Stare into the lights my pretties
“Stare into the lights my pretties” è disponile, sottotitolato in più lingue, per intero su Youtube. Lo trovate in fondo a questa pagina.
Di cosa tratta? In una parola, di screen culture, ovvero delle ripercussioni dell’uso di device tecnologici sulla nostra vita e sul nostro modo di pensare/vivere.
Il documentario si apre con una serie di riflessioni sulla pervasività dell’utilizzo di schermi, arrivata a un culmine nel giro di pochissimi anni.
Il contenuto si articola in tre momenti e intorno a tre domande:
- Il modo di pensare è modellato dall’uso continuativo di internet?
- Cosa succede quando siamo sommersi da informazioni massive?
- Quanto siamo dipendenti dal device?
Il modo di pensare è modellato dall’uso continuativo di internet?
La risposta è: a quanto pare, sì. Vengono interpellati una serie di neuroscienziati ed esperti di settore che parlano di un viraggio a un pensiero cosiddetto “bidimensionale”, cioè non profondo, adattato e in qualche modo modellato sul “modo di navigare” in rete, cioè orizzontale, da una pagina all’altra, da un ipertesto all’altro.
Viene assolutamente demonizzato il multitasking, colpevole di un degradamento attenzionale che è sotto gli occhi di tutti ma non ancora effettivamente portato alla luce in senso clinico. Sembra cioè che divenga sempre più difficile calarsi in profondità in un’esperienza immersiva come la lettura.
Viene giustamente sottolineato che tuttavia quella che un tempo veniva chiamata intelligenza fluida, sembrerebbe essersi sviluppata in positivo, con migliori punteggi medi in termini di QI.
Sembra essere invece a rischio l’intelligenza laterale e la capacità di comprensione profonda/capacità di riflessione. Si traccia un confine netto tra il concetto di INFORMAZIONE e quello di CONOSCENZA.
Cosa succede quando siamo sommersi da informazioni massive?
Nella seconda parte del documentario viene esplorato il già noto concetto di echo chamber o filtro informativo, cosa che come sappiamo ci porta -per via di un feed di informazioni su internet ritagliato su misura per noi a fini commerciali- a un autismo conoscitivo a causa del quale diventiamo massimamente convinti ed esperti di un solo modo di vedere le cose: il nostro, con tutto quello che questo comporta (xenofobia, radicalizzazione, polarizzazione, ecc.).

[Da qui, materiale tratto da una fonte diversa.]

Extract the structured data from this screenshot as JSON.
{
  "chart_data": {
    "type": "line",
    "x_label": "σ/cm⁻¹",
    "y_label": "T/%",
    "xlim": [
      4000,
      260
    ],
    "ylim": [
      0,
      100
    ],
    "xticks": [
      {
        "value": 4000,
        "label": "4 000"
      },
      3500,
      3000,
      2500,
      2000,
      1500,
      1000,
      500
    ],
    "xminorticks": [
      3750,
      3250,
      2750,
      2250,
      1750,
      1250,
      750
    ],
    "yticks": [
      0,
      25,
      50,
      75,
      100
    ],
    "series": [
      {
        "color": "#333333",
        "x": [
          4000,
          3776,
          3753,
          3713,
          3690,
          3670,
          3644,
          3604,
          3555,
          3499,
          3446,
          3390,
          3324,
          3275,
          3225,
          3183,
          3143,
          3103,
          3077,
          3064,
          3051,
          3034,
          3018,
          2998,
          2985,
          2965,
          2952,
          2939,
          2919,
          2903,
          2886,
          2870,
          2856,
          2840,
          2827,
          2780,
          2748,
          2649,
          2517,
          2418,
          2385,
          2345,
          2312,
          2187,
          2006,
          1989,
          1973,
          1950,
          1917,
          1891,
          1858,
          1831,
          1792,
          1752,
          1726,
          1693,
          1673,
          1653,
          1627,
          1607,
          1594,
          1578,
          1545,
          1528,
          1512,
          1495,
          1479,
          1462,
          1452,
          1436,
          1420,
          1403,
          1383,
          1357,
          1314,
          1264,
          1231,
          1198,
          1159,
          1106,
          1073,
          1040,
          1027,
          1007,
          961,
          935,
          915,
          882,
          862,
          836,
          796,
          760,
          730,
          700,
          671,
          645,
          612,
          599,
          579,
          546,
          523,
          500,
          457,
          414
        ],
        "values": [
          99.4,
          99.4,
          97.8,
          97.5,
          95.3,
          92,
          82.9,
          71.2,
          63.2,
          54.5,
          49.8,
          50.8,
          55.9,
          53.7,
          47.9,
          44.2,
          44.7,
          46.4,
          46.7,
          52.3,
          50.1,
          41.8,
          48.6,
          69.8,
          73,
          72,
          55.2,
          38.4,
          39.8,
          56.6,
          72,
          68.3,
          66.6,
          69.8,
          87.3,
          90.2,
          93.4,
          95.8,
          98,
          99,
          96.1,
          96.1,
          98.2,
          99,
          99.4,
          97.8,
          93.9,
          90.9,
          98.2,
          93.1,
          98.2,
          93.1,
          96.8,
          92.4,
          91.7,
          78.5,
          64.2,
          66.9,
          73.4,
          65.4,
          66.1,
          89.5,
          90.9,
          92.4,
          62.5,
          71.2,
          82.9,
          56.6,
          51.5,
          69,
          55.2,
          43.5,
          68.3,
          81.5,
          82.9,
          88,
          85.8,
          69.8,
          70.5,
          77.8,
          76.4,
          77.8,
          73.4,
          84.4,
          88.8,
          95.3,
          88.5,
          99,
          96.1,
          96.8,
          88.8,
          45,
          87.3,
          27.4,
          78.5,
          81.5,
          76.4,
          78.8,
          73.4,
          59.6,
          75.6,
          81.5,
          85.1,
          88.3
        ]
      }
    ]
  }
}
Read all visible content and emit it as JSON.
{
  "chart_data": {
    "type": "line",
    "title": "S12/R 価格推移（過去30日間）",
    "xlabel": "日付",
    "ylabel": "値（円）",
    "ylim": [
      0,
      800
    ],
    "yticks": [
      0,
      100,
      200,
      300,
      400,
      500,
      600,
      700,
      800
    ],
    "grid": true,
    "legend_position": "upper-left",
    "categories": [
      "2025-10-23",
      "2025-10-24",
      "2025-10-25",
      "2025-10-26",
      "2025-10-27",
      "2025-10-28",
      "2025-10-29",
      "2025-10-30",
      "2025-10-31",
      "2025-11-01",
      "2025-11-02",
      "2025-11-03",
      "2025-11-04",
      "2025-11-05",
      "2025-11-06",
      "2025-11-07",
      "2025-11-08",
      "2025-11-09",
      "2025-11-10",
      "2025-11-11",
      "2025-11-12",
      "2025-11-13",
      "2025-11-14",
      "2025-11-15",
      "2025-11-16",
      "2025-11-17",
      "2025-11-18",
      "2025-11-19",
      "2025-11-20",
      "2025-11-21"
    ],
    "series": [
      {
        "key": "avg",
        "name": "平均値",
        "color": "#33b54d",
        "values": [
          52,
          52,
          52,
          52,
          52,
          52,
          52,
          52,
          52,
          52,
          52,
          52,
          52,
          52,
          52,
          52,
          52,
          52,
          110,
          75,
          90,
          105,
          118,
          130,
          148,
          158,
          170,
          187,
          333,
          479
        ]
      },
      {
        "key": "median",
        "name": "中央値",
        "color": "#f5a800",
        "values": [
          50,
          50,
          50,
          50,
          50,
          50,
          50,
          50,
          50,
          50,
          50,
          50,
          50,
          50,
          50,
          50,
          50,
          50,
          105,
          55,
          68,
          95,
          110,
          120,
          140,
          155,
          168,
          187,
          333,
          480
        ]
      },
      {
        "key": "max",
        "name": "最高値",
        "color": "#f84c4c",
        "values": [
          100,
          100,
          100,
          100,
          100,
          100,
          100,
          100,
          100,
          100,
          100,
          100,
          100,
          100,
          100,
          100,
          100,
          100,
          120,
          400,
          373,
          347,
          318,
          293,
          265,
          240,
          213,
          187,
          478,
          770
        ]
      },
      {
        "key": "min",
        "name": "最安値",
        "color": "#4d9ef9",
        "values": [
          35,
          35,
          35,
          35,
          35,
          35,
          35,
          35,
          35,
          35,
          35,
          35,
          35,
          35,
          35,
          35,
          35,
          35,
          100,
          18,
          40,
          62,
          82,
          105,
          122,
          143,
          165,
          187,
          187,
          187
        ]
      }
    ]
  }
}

Per chi fosse interessato a questo aspetto Mark Zuckerberg e Yuval Noah Harari ne parlano a fondo in quest’intervista.
Quanto siamo dipendenti dal device?
Tanto. Ma tanto tanto. Viene fatto un paragone appropriato tra lo smartphone e una slot machine portatile: ogni singolo ritorno al device rappresenta un abbassare la leva della slot sperando in un triplo 777 (nel nostro caso: notifiche multiple, mail, etc.). Sappiamo che c’è di mezzo la dopamina e la questione del meccanismo di reward.
Interessante il riferimento fatto a Skinner e Pavlov e ai loro esperimenti sul condizionamento operante e classico, usato come esempio esplicativo per spiegare come gli schermi riescano a tenerci così incollati.
Skinner aveva capito che non è tanto la paura di un’ipotetica ripercussione dolorosa a far sì che il topolino bianco schiacci la leva, né il piacere che freudianamente sentirebbe nel farlo, ma il premio finale, il reward.
Il reward (notifica, mail, messaggio) sembrerebbe aver trasformato la realtà in una sorta di videogioco, come sostiene Baricco nel suo The Game (titolo appropriato), a colpi di gettone/moneta/notifica/like, prospettando uno scenario prossimo-futuro blackmirroresco non proprio bello da immaginare.